A Doctor who is engaged in helping a World War I Soldier to regain his speech makes this statement. For anyone who has read of this war, you may agree it was a particularly gruesome event, abetted by the latest in weaponry. This Doctor who is supposed to heal, has the medical ethics of a Mengele. "Regeneration" by Pat Barker is the first of three acts, that examine War, its advocates, the objectors, and groups that society continues to marginalize to this day. This book is a brutal assault; it offers no respite, no quarter to the reader. Some have compared her writing of War to Hemingway, a comparison to Erich Maria Remarque may startle some, but this woman's grasp of the war is remarkable. All three parts of the trilogy were honored with awards, the final volume with The Booker Prize.

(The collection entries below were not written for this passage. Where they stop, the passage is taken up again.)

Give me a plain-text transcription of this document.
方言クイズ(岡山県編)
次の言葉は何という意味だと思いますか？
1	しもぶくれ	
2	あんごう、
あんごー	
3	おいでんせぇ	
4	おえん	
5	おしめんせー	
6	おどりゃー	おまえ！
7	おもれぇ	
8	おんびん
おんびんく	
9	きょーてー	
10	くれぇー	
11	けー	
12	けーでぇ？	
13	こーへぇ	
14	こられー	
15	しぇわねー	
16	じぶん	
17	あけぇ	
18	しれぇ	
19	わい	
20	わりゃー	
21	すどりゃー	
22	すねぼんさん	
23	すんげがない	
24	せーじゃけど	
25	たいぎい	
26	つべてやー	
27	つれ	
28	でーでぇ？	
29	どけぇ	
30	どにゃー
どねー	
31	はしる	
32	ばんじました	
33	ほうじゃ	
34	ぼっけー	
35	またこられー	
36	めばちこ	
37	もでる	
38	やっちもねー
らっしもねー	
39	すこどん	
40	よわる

Many of the players, locations, and events in this work actually exist or transpired. Part of the intensity of the writing derives from the impact only true history can make. The balance of the impact is due to Ms. Barker, and her skill of creating the sense of an epic in a scant 250+pages. There are no innocents in this book; guilt is another emotional commodity that prevails.
I don't know that philosophically a pro war book could be credible. Such a book could be written, and few will argue that conflict at times is inevitable, if only because it is part of our nature. What Pat Barker does is to bring back the horror of war without sanitizing or sensationalizing the events.
We no longer fight wars like the one that brought us Versailles. The barbaric behavior continues, but the exposure it gets to the public is measured. Death in combat has not changed.